Als ich mich vor einigen Tagen an
Pfarrer Becker erinnerte, da war es mir einen Moment lang so, als habe ihn das
Schicksal nur wegen F. und mir und vielleicht noch zwei oder drei anderen
Menschen nach Ellwangen geführt. Ich war damals zu jung, aber ich habe es
durchaus mitbekommen, dass ihn die Amtskirche nicht besonders mochte. Er war
immer ein freier Geist und hat sich nichts vorschreiben lassen. Er hat seine
Arbeit gemacht, ohne jemanden zu fragen. Eigentlich hätte er, seinem Wissen und
seiner Begabung nach, in eine Universitätsstadt gehört. In Ellwangen hatte er
ja kaum Publikum.
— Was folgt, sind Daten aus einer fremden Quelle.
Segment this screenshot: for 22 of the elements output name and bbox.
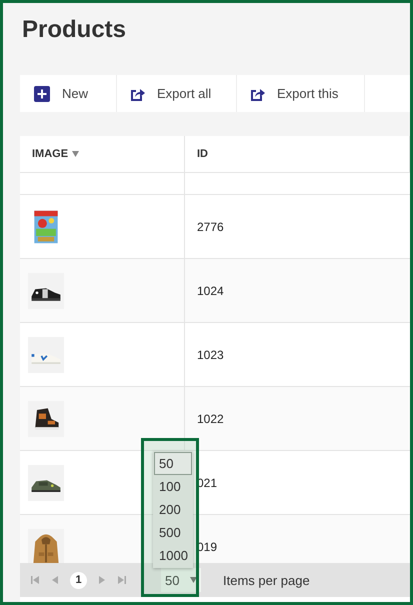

Aber das schien ihm nicht wichtig zu sein.
Wenn ich jetzt angefangen habe,
sein achtseitiges, gründlich recherchiertes Manuskript zu Simone Weils
Vaterunser-Auslegung abzutippen, dann kann ich mir vorstellen, wie viele
Stunden er daran gesessen hat, um es zu verfassen.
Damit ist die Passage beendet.